Not everyone buys that fear. Rep. Jason Crow, a Colorado Democrat and former Army Ranger who frames his national-security credentials, pushes back hard. When asked whether he shared the strategist’s concerns, Crow replied that the consultant “doesn’t know what the fuck they’re talking about,” and argued ideological labels matter less than whether a candidate is a “street fighter,” willing to go to the mats for constituents. That clash between “electability as crossover” and “electability as intensity” is the kind of internal debate that can set the tone for an entire cycle.

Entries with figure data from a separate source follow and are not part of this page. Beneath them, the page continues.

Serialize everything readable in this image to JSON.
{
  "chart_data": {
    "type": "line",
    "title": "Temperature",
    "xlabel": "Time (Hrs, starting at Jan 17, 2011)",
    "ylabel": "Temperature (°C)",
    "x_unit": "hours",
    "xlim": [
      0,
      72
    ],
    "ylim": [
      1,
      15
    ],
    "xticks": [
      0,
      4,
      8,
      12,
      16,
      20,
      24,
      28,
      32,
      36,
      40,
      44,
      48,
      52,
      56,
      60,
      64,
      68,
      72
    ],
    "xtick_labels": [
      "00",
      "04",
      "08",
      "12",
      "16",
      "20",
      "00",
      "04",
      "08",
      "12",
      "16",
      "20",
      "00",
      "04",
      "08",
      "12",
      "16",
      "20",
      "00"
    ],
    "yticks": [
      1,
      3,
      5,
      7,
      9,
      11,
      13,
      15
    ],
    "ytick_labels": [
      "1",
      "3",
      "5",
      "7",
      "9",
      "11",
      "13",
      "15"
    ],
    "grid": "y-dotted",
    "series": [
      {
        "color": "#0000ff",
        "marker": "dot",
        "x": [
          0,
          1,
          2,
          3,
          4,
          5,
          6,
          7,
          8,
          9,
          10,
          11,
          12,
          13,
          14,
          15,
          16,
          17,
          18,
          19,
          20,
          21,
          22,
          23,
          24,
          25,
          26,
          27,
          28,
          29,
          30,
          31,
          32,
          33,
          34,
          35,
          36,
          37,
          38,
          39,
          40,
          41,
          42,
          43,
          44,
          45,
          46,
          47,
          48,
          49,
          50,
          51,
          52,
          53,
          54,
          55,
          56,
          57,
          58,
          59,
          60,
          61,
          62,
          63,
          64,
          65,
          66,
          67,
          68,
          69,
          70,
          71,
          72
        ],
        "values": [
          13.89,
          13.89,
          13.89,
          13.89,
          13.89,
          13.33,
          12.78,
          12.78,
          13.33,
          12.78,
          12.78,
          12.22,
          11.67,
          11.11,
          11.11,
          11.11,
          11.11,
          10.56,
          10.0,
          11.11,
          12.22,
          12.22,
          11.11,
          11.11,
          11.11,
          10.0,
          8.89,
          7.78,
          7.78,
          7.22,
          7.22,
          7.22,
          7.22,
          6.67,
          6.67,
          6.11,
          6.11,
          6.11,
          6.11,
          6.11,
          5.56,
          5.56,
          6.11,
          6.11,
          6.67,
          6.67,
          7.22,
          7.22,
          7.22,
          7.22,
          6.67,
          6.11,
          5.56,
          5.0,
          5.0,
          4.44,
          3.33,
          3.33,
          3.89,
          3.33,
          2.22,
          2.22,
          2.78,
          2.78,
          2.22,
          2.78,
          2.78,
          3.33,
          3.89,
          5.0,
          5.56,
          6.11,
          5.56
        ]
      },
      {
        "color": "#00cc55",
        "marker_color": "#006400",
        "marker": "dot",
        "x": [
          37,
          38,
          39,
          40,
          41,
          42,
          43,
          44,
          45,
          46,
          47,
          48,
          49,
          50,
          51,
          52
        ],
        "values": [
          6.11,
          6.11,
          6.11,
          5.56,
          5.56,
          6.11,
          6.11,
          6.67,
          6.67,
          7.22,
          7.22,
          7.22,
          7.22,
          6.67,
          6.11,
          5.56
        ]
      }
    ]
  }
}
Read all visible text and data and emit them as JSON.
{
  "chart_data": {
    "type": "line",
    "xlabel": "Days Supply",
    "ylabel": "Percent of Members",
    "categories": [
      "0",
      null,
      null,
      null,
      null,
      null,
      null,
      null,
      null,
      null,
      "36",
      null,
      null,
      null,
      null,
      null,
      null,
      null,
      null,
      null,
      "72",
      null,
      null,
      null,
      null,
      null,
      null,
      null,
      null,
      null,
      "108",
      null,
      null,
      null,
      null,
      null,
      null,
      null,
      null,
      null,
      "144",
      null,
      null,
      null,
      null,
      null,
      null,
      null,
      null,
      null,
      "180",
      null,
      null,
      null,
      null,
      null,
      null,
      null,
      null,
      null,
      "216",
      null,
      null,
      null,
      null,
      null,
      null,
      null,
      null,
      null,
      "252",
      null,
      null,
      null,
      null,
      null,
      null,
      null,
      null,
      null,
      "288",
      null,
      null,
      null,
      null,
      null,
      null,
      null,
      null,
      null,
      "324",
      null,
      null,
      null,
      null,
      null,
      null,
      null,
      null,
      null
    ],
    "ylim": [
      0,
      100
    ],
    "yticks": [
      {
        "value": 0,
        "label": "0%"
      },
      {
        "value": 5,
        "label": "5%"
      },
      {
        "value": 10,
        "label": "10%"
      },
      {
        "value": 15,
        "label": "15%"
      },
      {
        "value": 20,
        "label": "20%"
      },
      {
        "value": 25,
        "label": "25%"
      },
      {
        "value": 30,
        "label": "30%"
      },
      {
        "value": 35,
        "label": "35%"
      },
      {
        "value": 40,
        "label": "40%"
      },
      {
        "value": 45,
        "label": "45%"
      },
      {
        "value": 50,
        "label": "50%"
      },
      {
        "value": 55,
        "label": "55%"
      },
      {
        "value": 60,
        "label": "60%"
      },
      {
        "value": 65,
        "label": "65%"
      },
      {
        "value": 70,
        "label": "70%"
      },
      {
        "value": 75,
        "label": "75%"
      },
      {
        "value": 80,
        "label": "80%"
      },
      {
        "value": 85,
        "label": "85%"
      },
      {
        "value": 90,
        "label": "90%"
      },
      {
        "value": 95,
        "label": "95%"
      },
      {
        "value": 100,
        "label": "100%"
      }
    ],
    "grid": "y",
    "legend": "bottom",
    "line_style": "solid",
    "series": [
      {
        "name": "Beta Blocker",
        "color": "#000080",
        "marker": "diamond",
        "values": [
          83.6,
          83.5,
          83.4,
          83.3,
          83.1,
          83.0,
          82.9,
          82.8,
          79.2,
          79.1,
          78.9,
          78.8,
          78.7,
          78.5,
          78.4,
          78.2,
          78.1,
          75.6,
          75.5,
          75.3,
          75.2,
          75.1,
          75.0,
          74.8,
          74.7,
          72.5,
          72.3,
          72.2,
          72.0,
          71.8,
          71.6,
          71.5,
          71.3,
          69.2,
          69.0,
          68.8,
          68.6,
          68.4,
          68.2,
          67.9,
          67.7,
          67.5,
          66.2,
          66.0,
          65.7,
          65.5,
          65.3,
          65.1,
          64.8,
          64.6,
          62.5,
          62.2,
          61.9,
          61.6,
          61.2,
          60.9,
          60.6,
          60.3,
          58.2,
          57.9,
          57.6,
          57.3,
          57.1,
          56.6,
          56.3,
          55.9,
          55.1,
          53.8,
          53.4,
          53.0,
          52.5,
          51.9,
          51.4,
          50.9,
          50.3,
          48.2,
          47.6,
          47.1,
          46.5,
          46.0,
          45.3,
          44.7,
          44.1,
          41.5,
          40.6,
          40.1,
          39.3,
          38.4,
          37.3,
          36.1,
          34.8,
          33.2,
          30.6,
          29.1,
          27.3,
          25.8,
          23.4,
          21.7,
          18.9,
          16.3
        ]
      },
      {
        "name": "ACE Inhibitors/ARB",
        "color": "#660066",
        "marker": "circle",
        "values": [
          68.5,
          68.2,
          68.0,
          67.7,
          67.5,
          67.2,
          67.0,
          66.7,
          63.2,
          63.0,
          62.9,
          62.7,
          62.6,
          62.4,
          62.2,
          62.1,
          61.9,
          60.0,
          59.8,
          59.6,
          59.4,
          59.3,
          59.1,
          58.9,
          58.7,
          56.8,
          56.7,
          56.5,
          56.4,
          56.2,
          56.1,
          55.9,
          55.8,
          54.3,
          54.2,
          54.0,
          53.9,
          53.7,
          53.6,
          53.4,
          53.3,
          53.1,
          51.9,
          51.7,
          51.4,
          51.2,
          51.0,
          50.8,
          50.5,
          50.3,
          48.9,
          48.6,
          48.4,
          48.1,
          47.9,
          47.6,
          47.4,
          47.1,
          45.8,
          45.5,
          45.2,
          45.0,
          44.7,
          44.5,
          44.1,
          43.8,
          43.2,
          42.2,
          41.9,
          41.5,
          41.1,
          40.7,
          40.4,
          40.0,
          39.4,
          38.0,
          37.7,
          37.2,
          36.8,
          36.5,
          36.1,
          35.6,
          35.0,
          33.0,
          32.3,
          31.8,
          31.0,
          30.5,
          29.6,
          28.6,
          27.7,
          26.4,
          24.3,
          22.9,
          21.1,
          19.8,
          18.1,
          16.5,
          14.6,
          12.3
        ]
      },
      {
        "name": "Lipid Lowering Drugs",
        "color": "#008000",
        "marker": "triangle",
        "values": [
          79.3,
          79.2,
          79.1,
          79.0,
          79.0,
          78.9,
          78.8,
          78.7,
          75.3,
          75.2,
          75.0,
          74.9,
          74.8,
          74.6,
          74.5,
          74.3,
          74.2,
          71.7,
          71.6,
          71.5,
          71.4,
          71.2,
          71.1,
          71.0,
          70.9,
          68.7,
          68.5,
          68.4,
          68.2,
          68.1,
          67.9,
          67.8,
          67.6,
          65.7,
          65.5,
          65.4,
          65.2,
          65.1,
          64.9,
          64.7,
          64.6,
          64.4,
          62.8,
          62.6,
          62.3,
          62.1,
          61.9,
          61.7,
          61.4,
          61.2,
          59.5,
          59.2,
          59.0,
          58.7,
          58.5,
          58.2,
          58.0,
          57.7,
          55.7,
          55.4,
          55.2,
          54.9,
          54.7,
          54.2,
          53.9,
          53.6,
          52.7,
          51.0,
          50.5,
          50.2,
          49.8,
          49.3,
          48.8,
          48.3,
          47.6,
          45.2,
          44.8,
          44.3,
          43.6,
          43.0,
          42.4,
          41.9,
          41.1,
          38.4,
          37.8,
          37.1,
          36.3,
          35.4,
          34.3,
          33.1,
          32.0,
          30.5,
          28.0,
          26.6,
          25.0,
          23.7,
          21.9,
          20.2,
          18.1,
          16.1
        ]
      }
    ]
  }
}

The article broadens the frame beyond Colorado by pointing to efforts after Democrats lost big in 2024, when some speculated about a Great Ideological Rejiggering. It mentions strategists launching a think tank to encourage candidates with “heterodox ideas” and cites Ezra Klein’s podcast suggestion that Democrats consider candidates who oppose abortion in red areas, as well as groups like Majority Democrats recruiting more “electable” Democrats. But the key point the piece makes is that primaries reveal preferences not of consultants but of actual voters, and this year those highly engaged voters are not prioritizing heterodox packaging. They are prioritizing total disruption.
That is why Adam Green, co-founder of the Progressive Change Campaign Committee, is “delighted” by Kiros’s win over DeGette and broader insurgent successes in the primary season. He predicts more, including in Michigan, where his organization has endorsed Abdul El-Sayed, the most progressive candidate running in a competitive Democratic Senate primary. The second-order implication is obvious for anyone advising candidates, governing committees, or boards that think in risk scenarios: if insurgent energy is becoming the measurable preference signal, “electable” may no longer mean “moderate enough to blend.” It may mean “defiant enough to outperform the incumbent brand.”
If Democrats cannot reconcile that with the realities of general-election persuasion in swing districts, they risk nominating candidates who energize the base but struggle to convert independents and moderate Republicans. If they can, they might build a different governing majority, not by shifting the center, but by redefining what the center wants. Either way, last night’s primary outcomes are not just political gossip. They are the blueprint for who gets to compete next, and who gets blamed if it doesn’t work.